Hello, we are a research team working on Golang. During our investigation, we found vulnerability ( Directory Traversal in github.com/restic/rest-server | Snyk) was addressed in commit 4c5077769cfbaa67cde8b2f6e2759d7818f6040f. However, we noticed that the patch version was released after long time (409 days). We are curious about the reasons behind the delayed release of the patch version, as it may hinder the efficient distribution of patches to downstream users. Could the reason be

1.Issues with testing and CI checking.

2.Other commits have to be incorporated into one release.

3.By convention, versions are not frequently released.

4.Other reasons.

Thank you for your attention, and we look forward to receiving your reply.

That’s a though question to answer as a few years have already passed since then.

But I did some digging, which partially reconstructs what happened: before answering the actual question, we first have to take another look at the vulnerability. Synk claims that it is a directory traversal attack. However, the vulnerability only allows access to a path that is prefixed with the users name. Any access outside that scope is not possible. (The security issue fixed in rest-server 0.10.0 was a path traversal vulnerability.) From looking through the CWE types, I’d rather classify the issue in rest-server 0.11.0 as CWE-842 or CWE-708.

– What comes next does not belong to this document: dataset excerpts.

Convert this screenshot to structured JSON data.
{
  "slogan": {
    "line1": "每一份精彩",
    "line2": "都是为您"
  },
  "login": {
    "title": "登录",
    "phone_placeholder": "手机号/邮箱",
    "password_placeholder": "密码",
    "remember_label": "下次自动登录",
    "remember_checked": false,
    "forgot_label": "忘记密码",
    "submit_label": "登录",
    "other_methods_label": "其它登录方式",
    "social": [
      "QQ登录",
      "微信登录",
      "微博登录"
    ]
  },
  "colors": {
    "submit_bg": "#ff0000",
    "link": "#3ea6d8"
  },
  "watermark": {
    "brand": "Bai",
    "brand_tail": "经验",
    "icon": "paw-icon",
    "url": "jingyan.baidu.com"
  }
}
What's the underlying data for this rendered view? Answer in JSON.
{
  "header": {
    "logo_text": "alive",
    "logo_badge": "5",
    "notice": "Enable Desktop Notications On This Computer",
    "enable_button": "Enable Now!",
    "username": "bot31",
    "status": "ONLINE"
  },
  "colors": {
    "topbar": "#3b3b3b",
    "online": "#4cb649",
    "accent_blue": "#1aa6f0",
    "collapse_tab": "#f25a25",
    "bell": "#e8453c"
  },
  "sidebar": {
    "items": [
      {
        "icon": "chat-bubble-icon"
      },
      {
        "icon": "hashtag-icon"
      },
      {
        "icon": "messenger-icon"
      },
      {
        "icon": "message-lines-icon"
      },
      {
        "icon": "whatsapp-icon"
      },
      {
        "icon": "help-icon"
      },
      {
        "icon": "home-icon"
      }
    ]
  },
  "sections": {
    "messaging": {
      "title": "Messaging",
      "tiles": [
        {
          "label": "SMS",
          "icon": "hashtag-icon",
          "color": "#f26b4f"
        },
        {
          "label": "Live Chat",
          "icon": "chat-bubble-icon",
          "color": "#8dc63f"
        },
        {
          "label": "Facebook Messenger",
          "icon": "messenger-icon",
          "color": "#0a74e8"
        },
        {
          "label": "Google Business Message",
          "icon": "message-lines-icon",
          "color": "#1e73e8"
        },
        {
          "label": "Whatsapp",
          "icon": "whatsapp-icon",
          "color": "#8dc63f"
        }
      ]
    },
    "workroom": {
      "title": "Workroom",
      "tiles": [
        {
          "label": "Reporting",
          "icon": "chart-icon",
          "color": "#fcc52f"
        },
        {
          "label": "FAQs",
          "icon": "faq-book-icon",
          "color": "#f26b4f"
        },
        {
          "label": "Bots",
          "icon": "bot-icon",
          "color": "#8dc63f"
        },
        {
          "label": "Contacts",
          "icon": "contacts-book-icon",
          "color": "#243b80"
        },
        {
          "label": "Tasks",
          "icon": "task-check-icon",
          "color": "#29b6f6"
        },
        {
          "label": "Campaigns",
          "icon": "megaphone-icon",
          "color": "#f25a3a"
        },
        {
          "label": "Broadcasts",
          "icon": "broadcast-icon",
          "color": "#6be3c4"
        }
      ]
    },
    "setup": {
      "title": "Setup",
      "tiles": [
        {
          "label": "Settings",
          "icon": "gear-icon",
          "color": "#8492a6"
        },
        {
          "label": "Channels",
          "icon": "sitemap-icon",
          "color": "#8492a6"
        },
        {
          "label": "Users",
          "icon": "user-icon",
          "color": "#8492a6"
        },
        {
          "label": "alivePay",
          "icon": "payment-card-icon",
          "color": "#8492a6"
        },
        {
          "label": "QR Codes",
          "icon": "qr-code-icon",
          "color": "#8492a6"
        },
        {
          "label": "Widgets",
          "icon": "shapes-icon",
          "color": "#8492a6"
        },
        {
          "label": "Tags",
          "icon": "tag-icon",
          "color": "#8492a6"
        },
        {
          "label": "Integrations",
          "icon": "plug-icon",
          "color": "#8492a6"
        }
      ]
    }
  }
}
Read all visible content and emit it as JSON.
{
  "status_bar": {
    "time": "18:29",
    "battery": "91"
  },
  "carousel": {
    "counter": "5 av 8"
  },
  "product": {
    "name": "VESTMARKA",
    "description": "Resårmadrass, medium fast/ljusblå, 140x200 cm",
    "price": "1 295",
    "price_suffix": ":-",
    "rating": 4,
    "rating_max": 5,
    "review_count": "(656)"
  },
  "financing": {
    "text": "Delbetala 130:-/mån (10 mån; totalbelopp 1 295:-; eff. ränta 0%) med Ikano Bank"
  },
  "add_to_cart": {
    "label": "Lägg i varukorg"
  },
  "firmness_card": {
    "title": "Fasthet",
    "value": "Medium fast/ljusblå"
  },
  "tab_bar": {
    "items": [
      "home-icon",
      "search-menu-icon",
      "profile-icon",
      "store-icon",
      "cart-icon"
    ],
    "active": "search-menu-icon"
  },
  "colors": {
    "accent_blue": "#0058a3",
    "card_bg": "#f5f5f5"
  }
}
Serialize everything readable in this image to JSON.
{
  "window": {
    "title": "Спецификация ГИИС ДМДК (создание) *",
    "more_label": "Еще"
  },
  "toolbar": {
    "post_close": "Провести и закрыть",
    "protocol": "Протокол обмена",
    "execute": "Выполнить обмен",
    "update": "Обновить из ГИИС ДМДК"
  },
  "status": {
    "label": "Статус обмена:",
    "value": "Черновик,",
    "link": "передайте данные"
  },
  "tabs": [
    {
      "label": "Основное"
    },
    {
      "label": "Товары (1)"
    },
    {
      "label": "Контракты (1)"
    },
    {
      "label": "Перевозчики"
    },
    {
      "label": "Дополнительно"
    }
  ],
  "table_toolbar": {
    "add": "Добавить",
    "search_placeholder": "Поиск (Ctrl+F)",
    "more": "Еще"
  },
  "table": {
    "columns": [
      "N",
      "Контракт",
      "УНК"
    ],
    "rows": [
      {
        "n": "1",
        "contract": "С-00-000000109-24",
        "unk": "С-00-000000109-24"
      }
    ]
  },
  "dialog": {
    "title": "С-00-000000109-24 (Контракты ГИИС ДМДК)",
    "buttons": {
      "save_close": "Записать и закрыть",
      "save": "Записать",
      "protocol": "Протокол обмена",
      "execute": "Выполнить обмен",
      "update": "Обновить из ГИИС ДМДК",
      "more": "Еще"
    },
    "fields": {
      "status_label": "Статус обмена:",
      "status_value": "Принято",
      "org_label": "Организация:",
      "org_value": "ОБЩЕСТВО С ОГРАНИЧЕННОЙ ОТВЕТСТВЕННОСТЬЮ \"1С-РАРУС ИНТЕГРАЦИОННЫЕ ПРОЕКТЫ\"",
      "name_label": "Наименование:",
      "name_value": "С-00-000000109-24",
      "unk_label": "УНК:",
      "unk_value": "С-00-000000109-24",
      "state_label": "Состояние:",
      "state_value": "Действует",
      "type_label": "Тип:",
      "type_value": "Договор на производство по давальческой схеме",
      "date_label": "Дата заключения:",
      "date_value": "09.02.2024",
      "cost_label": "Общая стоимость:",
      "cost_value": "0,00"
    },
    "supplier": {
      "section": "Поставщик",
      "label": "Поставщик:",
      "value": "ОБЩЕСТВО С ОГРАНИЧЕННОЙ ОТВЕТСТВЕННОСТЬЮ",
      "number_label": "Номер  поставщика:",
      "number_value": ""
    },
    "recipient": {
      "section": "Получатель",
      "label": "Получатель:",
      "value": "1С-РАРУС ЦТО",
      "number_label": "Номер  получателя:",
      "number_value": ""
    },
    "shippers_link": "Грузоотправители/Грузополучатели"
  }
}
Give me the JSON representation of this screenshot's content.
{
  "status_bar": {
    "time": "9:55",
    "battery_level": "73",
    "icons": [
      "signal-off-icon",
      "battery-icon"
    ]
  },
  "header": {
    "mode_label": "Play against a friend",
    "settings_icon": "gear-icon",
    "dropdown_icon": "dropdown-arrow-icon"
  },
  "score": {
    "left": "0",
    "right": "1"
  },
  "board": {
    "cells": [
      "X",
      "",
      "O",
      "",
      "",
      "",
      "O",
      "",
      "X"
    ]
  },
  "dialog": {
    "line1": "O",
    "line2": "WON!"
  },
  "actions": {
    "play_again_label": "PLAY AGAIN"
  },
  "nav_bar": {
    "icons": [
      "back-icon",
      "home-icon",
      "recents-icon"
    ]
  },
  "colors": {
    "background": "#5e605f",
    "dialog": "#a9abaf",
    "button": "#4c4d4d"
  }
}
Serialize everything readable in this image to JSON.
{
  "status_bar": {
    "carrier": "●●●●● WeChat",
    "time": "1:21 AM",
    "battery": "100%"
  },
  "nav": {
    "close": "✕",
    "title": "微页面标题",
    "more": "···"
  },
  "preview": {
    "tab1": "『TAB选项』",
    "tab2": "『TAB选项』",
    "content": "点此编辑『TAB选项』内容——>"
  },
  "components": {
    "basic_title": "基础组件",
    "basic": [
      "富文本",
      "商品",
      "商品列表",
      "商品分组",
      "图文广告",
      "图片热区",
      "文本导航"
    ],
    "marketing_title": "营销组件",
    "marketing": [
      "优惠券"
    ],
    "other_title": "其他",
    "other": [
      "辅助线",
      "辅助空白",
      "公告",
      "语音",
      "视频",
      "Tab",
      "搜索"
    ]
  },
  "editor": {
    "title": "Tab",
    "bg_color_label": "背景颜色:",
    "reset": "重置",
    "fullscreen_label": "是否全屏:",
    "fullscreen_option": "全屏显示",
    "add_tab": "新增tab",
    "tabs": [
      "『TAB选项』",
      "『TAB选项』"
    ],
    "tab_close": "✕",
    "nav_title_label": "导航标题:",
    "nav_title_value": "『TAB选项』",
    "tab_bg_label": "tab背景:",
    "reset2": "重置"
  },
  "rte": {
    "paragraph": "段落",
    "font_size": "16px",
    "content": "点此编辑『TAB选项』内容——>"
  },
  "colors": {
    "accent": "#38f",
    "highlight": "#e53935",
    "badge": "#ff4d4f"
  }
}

The (copy&pasted) Proof of Concept also omits the most important part: unless there is some automation in place (not part of rest-server) that allows an attacker to create user names with slashes, then it is essentially impossible to exploit the vulnerability (unless you manage to trick an administrator into setting up a new user that has the name of an existing user just with a certain suffix). That is, when just using rest-server then Step 2 (htpasswd -B -b /tmp/restic/.htpasswd foo/config attack) can only be executed by someone who already has admin privileges on the server. Thus, exploitation essentially requires an intentional misconfiguration by an administrator, at which point it’s no longer reasonable to blame rest-server. See also the discussion in the pull request Security: Prevent loading of usernames containing a slash by juergenhoetzel · Pull Request #132 · restic/rest-server · GitHub .

In short, there was not perceived need for an immediate release of a patch version. Although, I have to admit that we could have released one earlier on.

  1. Judging from the code changes since the last release, the answer is no.
  2. No.
  3. While we don’t frequently release new rest-server versions, there’s no convention that prevents a quick security release if necessary.